Lastly, although both the nitrogen and reduced pressure atmospheres allow us to reduce the abundance of lipid oxidation-derived products, it is important to keep in mind that sensory attributes of several of these molecules give the typical “fatty” and “fried” odor present when cooking meat. Therefore, even though they are not directly related to boar taint compounds, they constitute the odor perceived by consumers when cooking pork meat (e.g., heptanal and octanal have various sensory attributes depending on their concentrations, but amongst these is found the “fat” sensory attribute [50]). Suppressing these molecules is therefore not necessarily desired for actual at-line sensory analysis.

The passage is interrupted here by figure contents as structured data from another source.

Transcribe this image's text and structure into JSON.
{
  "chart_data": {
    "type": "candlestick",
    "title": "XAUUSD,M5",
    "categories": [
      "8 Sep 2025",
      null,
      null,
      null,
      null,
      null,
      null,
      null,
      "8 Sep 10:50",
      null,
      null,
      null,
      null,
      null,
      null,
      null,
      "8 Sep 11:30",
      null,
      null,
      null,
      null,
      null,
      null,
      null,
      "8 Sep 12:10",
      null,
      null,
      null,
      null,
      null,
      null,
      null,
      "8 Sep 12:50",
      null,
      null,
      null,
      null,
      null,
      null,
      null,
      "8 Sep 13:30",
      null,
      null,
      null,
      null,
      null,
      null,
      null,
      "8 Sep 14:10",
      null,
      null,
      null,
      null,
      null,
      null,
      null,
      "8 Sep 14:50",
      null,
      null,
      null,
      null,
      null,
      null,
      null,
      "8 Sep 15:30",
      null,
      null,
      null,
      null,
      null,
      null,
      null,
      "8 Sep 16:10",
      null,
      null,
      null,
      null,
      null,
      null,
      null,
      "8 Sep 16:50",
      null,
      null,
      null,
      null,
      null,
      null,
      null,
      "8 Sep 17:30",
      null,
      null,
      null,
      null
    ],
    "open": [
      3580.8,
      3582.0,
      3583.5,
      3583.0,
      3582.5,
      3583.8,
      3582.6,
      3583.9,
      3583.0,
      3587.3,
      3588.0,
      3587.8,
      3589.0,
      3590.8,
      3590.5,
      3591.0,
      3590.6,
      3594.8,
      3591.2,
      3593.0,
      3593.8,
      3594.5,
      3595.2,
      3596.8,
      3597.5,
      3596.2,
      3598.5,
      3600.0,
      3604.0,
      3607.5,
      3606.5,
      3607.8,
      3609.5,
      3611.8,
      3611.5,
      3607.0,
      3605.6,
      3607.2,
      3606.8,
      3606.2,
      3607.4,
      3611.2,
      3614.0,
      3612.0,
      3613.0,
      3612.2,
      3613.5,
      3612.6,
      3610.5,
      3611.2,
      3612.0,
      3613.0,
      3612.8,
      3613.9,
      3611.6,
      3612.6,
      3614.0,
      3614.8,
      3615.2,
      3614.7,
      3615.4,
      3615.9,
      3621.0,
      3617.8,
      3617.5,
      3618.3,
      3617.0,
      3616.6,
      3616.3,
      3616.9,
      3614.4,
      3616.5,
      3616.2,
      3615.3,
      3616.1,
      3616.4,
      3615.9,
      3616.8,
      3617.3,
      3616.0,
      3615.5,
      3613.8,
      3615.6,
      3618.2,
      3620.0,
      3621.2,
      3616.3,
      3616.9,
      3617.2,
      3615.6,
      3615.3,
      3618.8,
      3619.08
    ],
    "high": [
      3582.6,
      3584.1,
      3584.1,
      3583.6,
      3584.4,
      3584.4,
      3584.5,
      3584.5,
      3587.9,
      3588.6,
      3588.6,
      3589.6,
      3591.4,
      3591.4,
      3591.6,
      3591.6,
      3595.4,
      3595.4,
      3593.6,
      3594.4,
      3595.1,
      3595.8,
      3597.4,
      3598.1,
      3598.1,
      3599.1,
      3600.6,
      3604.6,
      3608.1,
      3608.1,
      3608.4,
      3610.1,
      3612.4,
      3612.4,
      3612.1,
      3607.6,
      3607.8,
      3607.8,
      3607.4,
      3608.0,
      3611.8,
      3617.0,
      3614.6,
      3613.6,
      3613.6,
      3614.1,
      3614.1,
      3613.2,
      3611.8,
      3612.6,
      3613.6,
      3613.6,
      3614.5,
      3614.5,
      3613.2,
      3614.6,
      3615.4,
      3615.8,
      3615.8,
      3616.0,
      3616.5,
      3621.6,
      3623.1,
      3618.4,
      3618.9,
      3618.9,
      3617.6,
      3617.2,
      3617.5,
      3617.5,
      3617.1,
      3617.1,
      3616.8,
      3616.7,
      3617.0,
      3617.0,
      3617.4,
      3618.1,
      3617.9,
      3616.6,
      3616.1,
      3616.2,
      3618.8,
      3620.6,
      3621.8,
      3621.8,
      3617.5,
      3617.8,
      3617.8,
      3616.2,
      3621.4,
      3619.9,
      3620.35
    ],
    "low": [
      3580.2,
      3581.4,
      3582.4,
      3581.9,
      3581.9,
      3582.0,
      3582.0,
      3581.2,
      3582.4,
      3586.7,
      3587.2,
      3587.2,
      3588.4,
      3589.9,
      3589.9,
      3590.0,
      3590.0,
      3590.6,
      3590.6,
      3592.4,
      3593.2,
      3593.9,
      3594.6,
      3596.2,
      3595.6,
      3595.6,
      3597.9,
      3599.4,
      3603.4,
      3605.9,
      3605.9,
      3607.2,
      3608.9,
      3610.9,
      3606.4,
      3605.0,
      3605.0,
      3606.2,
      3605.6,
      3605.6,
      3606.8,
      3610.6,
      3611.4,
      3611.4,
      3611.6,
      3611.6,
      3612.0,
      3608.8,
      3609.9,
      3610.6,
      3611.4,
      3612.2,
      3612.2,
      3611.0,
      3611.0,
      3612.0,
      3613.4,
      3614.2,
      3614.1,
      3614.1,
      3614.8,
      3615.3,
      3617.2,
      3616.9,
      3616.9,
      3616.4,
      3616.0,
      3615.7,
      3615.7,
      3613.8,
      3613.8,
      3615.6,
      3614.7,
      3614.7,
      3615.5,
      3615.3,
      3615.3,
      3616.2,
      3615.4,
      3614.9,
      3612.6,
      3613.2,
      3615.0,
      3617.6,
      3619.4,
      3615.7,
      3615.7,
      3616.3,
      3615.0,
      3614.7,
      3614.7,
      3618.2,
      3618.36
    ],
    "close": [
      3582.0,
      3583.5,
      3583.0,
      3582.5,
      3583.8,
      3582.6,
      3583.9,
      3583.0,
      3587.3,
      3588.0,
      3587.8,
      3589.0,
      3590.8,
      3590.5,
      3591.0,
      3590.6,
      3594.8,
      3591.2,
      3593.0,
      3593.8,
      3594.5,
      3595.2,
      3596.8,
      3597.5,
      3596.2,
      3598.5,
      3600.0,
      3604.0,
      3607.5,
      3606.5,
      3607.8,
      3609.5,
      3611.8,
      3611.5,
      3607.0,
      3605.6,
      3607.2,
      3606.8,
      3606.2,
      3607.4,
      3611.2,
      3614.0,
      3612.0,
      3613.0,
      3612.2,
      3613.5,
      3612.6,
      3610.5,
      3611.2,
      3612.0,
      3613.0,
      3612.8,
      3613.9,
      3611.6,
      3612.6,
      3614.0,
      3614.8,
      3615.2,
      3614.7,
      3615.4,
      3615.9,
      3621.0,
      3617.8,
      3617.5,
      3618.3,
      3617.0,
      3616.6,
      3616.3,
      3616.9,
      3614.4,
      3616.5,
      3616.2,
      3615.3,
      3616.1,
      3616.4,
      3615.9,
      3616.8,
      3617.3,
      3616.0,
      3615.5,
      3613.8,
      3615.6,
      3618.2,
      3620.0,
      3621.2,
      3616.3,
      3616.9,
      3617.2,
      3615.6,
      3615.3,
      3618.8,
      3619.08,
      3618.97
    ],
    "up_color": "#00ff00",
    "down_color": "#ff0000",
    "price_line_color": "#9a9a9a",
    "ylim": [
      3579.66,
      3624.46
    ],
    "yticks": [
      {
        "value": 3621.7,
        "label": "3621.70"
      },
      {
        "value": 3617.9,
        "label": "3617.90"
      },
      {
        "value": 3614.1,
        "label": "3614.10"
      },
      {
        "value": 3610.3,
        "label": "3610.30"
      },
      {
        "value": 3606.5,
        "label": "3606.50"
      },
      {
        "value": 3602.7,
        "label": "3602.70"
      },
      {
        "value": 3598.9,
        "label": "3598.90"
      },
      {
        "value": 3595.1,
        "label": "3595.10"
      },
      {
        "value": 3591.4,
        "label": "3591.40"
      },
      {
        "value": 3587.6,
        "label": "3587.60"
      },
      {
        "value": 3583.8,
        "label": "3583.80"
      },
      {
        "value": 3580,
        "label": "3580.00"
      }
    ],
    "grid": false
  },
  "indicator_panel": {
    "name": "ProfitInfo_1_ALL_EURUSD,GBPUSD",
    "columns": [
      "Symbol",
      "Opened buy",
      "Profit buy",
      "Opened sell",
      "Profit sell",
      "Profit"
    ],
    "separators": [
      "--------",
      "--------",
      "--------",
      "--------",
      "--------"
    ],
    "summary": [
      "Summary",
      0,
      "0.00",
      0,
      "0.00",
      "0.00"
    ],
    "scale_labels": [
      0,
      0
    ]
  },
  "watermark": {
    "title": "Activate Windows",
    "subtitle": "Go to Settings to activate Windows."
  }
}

However, using a reduced pressure atmosphere could be interesting for an additional step in the protocols used to train assessors prior to sensory evaluation. In fact, the training first involves practicing the detection of pure chemical substances, such as skatole and androstenone, and only later does training on real heated fat samples take place [51]. Adding an in-between step in which fat samples would be heated under reduced pressure atmosphere conditions prior to assessment could be interesting. This step would allow the assessor to recognize the odor of boar taint compounds without background odor resulting from fat heating. Only once the assessor has been trained in understanding and recognizing the natural variations in boar taint would he be confronted with the real odor composed of boar taint compounds and artifacts of lipid oxidation.

5. Conclusions

In this study, VOC profiles obtained following the heating of pig backfat under 9 different combinations of temperature and atmosphere (T = 150, 300 and 450 °C, ATM = air, nitrogen and reduced pressure atmosphere) were compared. Through the PCA, a strong effect of the sampling atmosphere was pointed out. The VOC profiles obtained under the air and nitrogen atmospheres presented a large diversity of molecules compared to those sampled under reduced pressure atmosphere conditions. This diversity is due, in the first case, to the generation of several compounds in the presence of oxygen, such as aldehydes, which are typically produced through the oxidation of lipids. In the second case, a large amount of nitrogenated compounds are produced, which are typically generated following the pyrolysis of amino acids. In reduced pressure atmosphere environments, a net increase in the headspace of several molecules intrinsic to backfat was observed. These include semi-volatiles, which see their extraction rate increase in such conditions. When looking at the response curves of boar taint-specific compounds, several behaviors are observed. However, most of the analyzed compounds see a maximum extraction yield with a heating temperature of 450 °C under a reduced pressure atmosphere.

Taking into account both the general analysis of the VOC profiles and the analysis of the boar taint compounds, it seems that the reduced pressure atmosphere sampling at 450 °C is the best combination of parameters to extract maximum boar taint compounds when simultaneously reducing the extraction and production of heating artifacts. This combination seems interesting to use for all VOC-based methods. Obtaining higher concentrations of boar taint compounds and lower diversity of other compounds is desired to better detect boar taint, regardless of the method used.